New Pedal Tour Company in Michigan Now Available to Book

High Five Pedal Tours will focus on experiential activities in Ann Arbor, Michigan

Toward the end of December, Travel Agent told you about a new experiential bike tour company in Ann Arbor, Michigan. And now we're telling you it's ready to be booked. 

Dave Cicotte, who previously served as marketing communications and social media associate for Conlin Travel, is aiming to give the traditional pedal/beer tours an interesting spin with his new High Five Pedal Tours.

While most bike-and-drink tours include drinking from point A to point B, Cicotte’s High Five Pedal Tours aims to make alcohol just one part of the attraction, but not the main event. The official launch of High Five Pedal Tours was on March 2. Tours are available for booking now for dates between April 2 and the end of November. Tours can be booked on www.highfivepedaltours.com. There is a 10 percent commission for travel agents. 

Dave Cicotte, owner of High Five Pedal Tours

High Five Pedal Tours is a local tour company that offers guests the chance to experience Ann Arbor via an 18-person commercial quadricycle, which is also referred to as a Pedal Trolley. Tours include progressive restaurant tours, bookstore tours, brewery and brewpub tours, art tours and more. There is also an option to add entertainment to tours, which includes comedians, improv actors, magicians, musicians, and local tour guides and historians. The improv cast comes from Pointless Brewery and Theater.

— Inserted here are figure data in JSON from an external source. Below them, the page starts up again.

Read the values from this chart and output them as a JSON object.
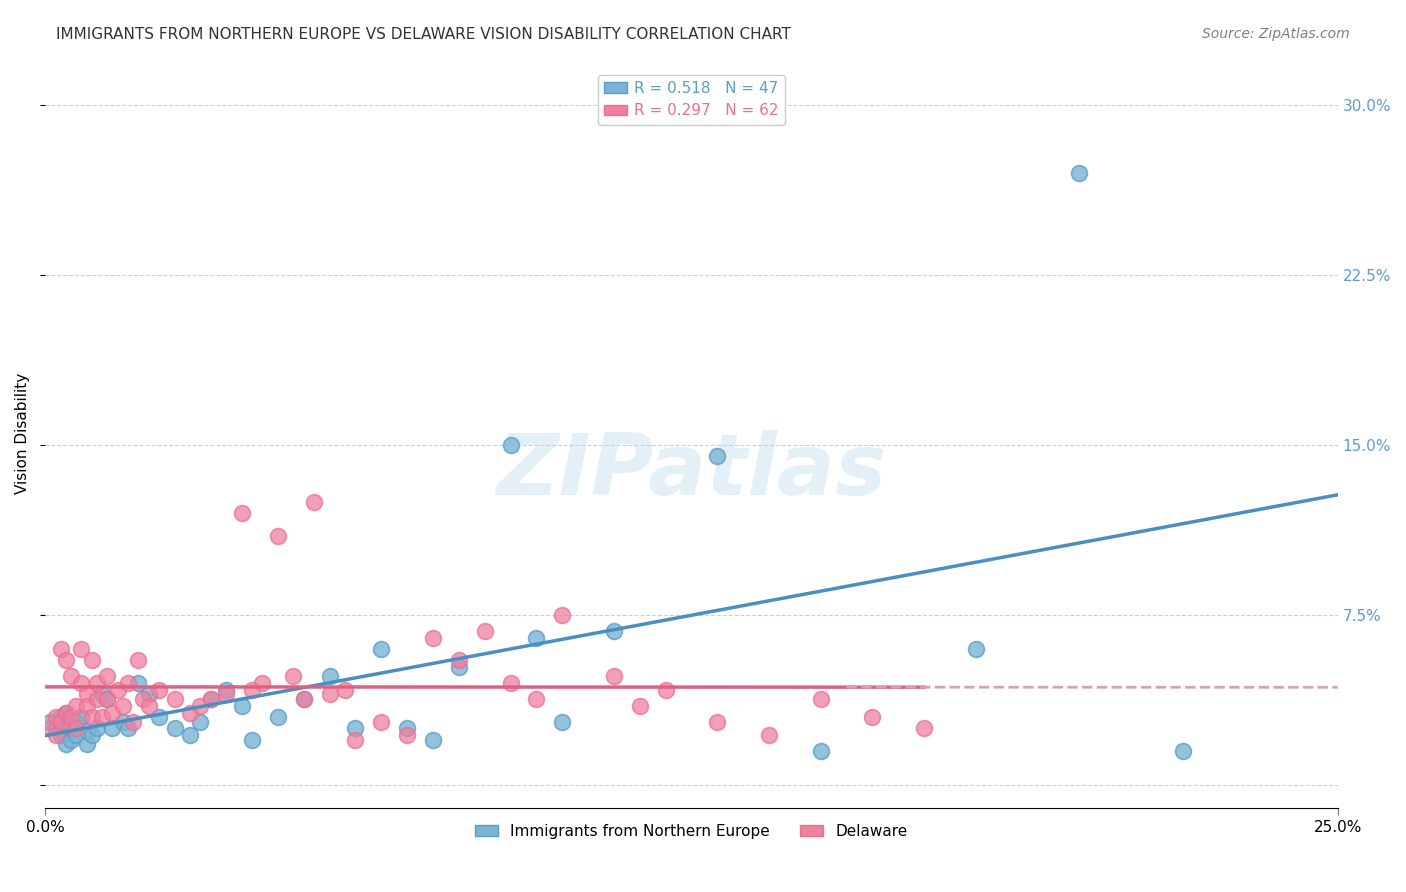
{
  "title": "IMMIGRANTS FROM NORTHERN EUROPE VS DELAWARE VISION DISABILITY CORRELATION CHART",
  "source": "Source: ZipAtlas.com",
  "ylabel": "Vision Disability",
  "xlim": [
    0.0,
    0.25
  ],
  "ylim": [
    -0.01,
    0.32
  ],
  "yticks": [
    0.0,
    0.075,
    0.15,
    0.225,
    0.3
  ],
  "ytick_labels": [
    "",
    "7.5%",
    "15.0%",
    "22.5%",
    "30.0%"
  ],
  "xtick_labels": [
    "0.0%",
    "25.0%"
  ],
  "blue_scatter_color": "#7ab3d4",
  "pink_scatter_color": "#f07fa0",
  "blue_edge_color": "#5b9ec9",
  "pink_edge_color": "#e87090",
  "blue_line_color": "#4a8fc0",
  "pink_line_color": "#e06080",
  "pink_dash_color": "#d8a0b0",
  "background_color": "#ffffff",
  "grid_color": "#d0d0d0",
  "right_tick_color": "#5b9ec9",
  "blue_scatter": [
    [
      0.001,
      0.028
    ],
    [
      0.002,
      0.025
    ],
    [
      0.003,
      0.022
    ],
    [
      0.003,
      0.03
    ],
    [
      0.004,
      0.018
    ],
    [
      0.004,
      0.032
    ],
    [
      0.005,
      0.02
    ],
    [
      0.005,
      0.025
    ],
    [
      0.006,
      0.028
    ],
    [
      0.006,
      0.022
    ],
    [
      0.007,
      0.03
    ],
    [
      0.008,
      0.018
    ],
    [
      0.008,
      0.024
    ],
    [
      0.009,
      0.022
    ],
    [
      0.01,
      0.025
    ],
    [
      0.011,
      0.04
    ],
    [
      0.012,
      0.038
    ],
    [
      0.013,
      0.025
    ],
    [
      0.015,
      0.028
    ],
    [
      0.016,
      0.025
    ],
    [
      0.018,
      0.045
    ],
    [
      0.02,
      0.04
    ],
    [
      0.022,
      0.03
    ],
    [
      0.025,
      0.025
    ],
    [
      0.028,
      0.022
    ],
    [
      0.03,
      0.028
    ],
    [
      0.032,
      0.038
    ],
    [
      0.035,
      0.042
    ],
    [
      0.038,
      0.035
    ],
    [
      0.04,
      0.02
    ],
    [
      0.045,
      0.03
    ],
    [
      0.05,
      0.038
    ],
    [
      0.055,
      0.048
    ],
    [
      0.06,
      0.025
    ],
    [
      0.065,
      0.06
    ],
    [
      0.07,
      0.025
    ],
    [
      0.075,
      0.02
    ],
    [
      0.08,
      0.052
    ],
    [
      0.09,
      0.15
    ],
    [
      0.095,
      0.065
    ],
    [
      0.1,
      0.028
    ],
    [
      0.11,
      0.068
    ],
    [
      0.13,
      0.145
    ],
    [
      0.15,
      0.015
    ],
    [
      0.18,
      0.06
    ],
    [
      0.2,
      0.27
    ],
    [
      0.22,
      0.015
    ]
  ],
  "pink_scatter": [
    [
      0.001,
      0.025
    ],
    [
      0.002,
      0.03
    ],
    [
      0.002,
      0.022
    ],
    [
      0.003,
      0.028
    ],
    [
      0.003,
      0.06
    ],
    [
      0.004,
      0.032
    ],
    [
      0.004,
      0.055
    ],
    [
      0.005,
      0.03
    ],
    [
      0.005,
      0.048
    ],
    [
      0.006,
      0.035
    ],
    [
      0.006,
      0.025
    ],
    [
      0.007,
      0.045
    ],
    [
      0.007,
      0.06
    ],
    [
      0.008,
      0.04
    ],
    [
      0.008,
      0.035
    ],
    [
      0.009,
      0.03
    ],
    [
      0.009,
      0.055
    ],
    [
      0.01,
      0.038
    ],
    [
      0.01,
      0.045
    ],
    [
      0.011,
      0.03
    ],
    [
      0.012,
      0.048
    ],
    [
      0.012,
      0.038
    ],
    [
      0.013,
      0.032
    ],
    [
      0.014,
      0.042
    ],
    [
      0.015,
      0.035
    ],
    [
      0.016,
      0.045
    ],
    [
      0.017,
      0.028
    ],
    [
      0.018,
      0.055
    ],
    [
      0.019,
      0.038
    ],
    [
      0.02,
      0.035
    ],
    [
      0.022,
      0.042
    ],
    [
      0.025,
      0.038
    ],
    [
      0.028,
      0.032
    ],
    [
      0.03,
      0.035
    ],
    [
      0.032,
      0.038
    ],
    [
      0.035,
      0.04
    ],
    [
      0.038,
      0.12
    ],
    [
      0.04,
      0.042
    ],
    [
      0.042,
      0.045
    ],
    [
      0.045,
      0.11
    ],
    [
      0.048,
      0.048
    ],
    [
      0.05,
      0.038
    ],
    [
      0.052,
      0.125
    ],
    [
      0.055,
      0.04
    ],
    [
      0.058,
      0.042
    ],
    [
      0.06,
      0.02
    ],
    [
      0.065,
      0.028
    ],
    [
      0.07,
      0.022
    ],
    [
      0.075,
      0.065
    ],
    [
      0.08,
      0.055
    ],
    [
      0.085,
      0.068
    ],
    [
      0.09,
      0.045
    ],
    [
      0.095,
      0.038
    ],
    [
      0.1,
      0.075
    ],
    [
      0.11,
      0.048
    ],
    [
      0.115,
      0.035
    ],
    [
      0.12,
      0.042
    ],
    [
      0.13,
      0.028
    ],
    [
      0.14,
      0.022
    ],
    [
      0.15,
      0.038
    ],
    [
      0.16,
      0.03
    ],
    [
      0.17,
      0.025
    ]
  ],
  "legend_blue_label": "R = 0.518   N = 47",
  "legend_pink_label": "R = 0.297   N = 62",
  "bottom_legend_blue": "Immigrants from Northern Europe",
  "bottom_legend_pink": "Delaware",
  "title_fontsize": 11,
  "axis_label_fontsize": 11,
  "tick_fontsize": 11,
  "legend_fontsize": 11,
  "source_fontsize": 10
}
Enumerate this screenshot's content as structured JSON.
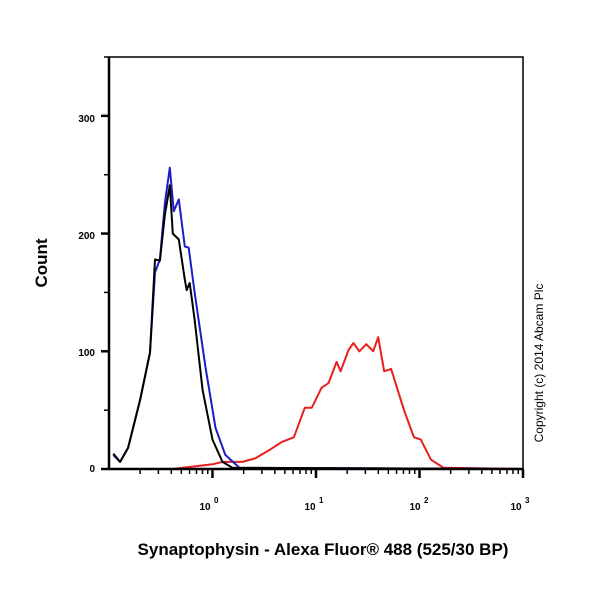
{
  "chart_data": {
    "type": "line",
    "title": "",
    "xlabel": "Synaptophysin  - Alexa Fluor® 488 (525/30 BP)",
    "ylabel": "Count",
    "x_scale": "log",
    "xlim": [
      0.1,
      1000
    ],
    "ylim": [
      0,
      350
    ],
    "x_ticks": [
      1,
      10,
      100,
      1000
    ],
    "x_tick_labels": [
      {
        "base": "10",
        "exp": "0"
      },
      {
        "base": "10",
        "exp": "1"
      },
      {
        "base": "10",
        "exp": "2"
      },
      {
        "base": "10",
        "exp": "3"
      }
    ],
    "y_ticks": [
      0,
      100,
      200,
      300
    ],
    "y_tick_labels": [
      "0",
      "100",
      "200",
      "300"
    ],
    "grid": false,
    "legend": "none",
    "annotation": "Copyright (c) 2014 Abcam Plc",
    "series": [
      {
        "color": "#e8201c",
        "x": [
          0.1,
          0.41,
          1.0,
          1.25,
          1.94,
          2.58,
          3.52,
          4.69,
          6.11,
          7.79,
          9.1,
          11.3,
          13.2,
          15.8,
          17.3,
          20.6,
          23.0,
          26.2,
          30.6,
          35.7,
          39.9,
          45.6,
          53.2,
          70.8,
          88.3,
          103,
          129,
          171,
          1000
        ],
        "y": [
          0,
          0,
          4,
          6,
          6,
          9,
          16,
          23,
          27,
          52,
          52,
          69,
          73,
          91,
          83,
          101,
          107,
          100,
          106,
          100,
          112,
          83,
          85,
          50,
          27,
          25,
          8,
          1,
          0
        ]
      },
      {
        "color": "#1c1ccc",
        "x": [
          0.11,
          0.128,
          0.153,
          0.2,
          0.249,
          0.278,
          0.31,
          0.347,
          0.387,
          0.423,
          0.472,
          0.54,
          0.589,
          0.672,
          0.857,
          1.07,
          1.33,
          1.82,
          1000
        ],
        "y": [
          12,
          6,
          18,
          59,
          99,
          167,
          178,
          226,
          256,
          219,
          229,
          189,
          188,
          150,
          86,
          35,
          12,
          1,
          0
        ]
      },
      {
        "color": "#000000",
        "x": [
          0.11,
          0.128,
          0.153,
          0.2,
          0.249,
          0.278,
          0.31,
          0.347,
          0.387,
          0.413,
          0.472,
          0.54,
          0.563,
          0.602,
          0.672,
          0.802,
          1.0,
          1.25,
          1.56,
          1000
        ],
        "y": [
          13,
          6,
          18,
          59,
          99,
          178,
          177,
          216,
          241,
          200,
          195,
          161,
          152,
          158,
          127,
          67,
          25,
          6,
          1,
          0
        ]
      }
    ]
  }
}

The tours will start/stop at AnnArbor Distilling Company, where passengers can enjoy a hand crafted cocktail with house made spirits in the tasting room before and after tours. Also some musicians used will be the Violin Monster (an Ann Arbor legend, also travels to New Orleans in the winter and was recently on an episode of "America's Got Talent"), and Luis Resto, who won an Oscar and Grammy for co-writing "Lose Yourself" with Eminem on the "8 Mile" soundtrack. He has worked with a number of artists like Frank Sinatra, Willy Nelson, Jay-Z and more.

“I think all anyone has been hearing is how experiential travel is so hot and so in demand, mainly among Millennials,” Cicotte told us back in December. “When people think of Millennials, they usually think we are all super young and never want to spend money. That isn’t true. We just want to spend money on something we’ve never done before, something new, something different.”

Whereas brewery and wine tours on bikes have been done before, Cicotte is looking to spice up the experiential portion of his company by offering such tours as visiting historic bookstores in Ann Arbor. A lot of the bookstores do signing and reading events at night. The plan would call for perhaps spending 20 minutes at a bookstore followed by a stop at a wine bar before experiencing a reading and signing at another bookstore later in the evening.

On the bikes will be various forms of unique entertainment. Cicotte says he has already secured the service of some local musicians who will perform live music on the bikes and is also looking to hire some magicians to perform magic tricks as clients are pedaling. He has also targeted tour guides and improv actors. 

Cicotte says he also hopes to work with the University of Michigan to do walking tours of the campus since biking there is very difficult. He is not looking to target students however as Cicotte says he would like instead conduct walking tours mainly for the visiting parents of students.

High Five Pedal Tours uses 16-person, battery assisted quadricycles 

Cicotte says the main difference between his company and other bike/wine/beer tours is that there is no actual drinking while clients are pedaling on High Five Pedal Tours. Instead, clients bike to various historical, drinking locations and indulge once they get there, but there is no drinking on the bike. You drink at the pub and not on the bike. And to make sure his clients are receiving accurate knowledge, Cicotte has met with local Ann Arbor historian David Bardallis.

The bikes are 17-person (including the driver), battery assisted quadricycles (name given by Michigan legislature). They are produced in the Netherlands by a company called Fietscafe (Bicycle Cafe). It seats 16 passengers (six on each) on the sides where 10 people pedal (two of the seats over the wheel wells don't have pedals), three on a bench in the rear of the bike, and one in the center. The center will be the area where the entertainment (comedians, improv actors, magicians, musicians, and tour guides) will work.

Prices for these tours will range from $350 and $400, Cicotte says, and will depend on the day of the week and the time of day. Anyone looking for a tour from noon to 10 p.m. will pay about $350 while late night tours from 10 p.m. to noon are $25 extra. Tours are offered from Sunday to Saturday. 

Cicotte's also has more than nine years of experience in events, marketing, public relations, digital marketing, communications, design, and social media advertising/marketing. Cicotte was also a board member for Signature Travel Network’s Young Advisors Community (YAC). 

He also spoke at the 2015 Travel Industry Exchange on the topics of Millennial travel and social media advertising and marketing.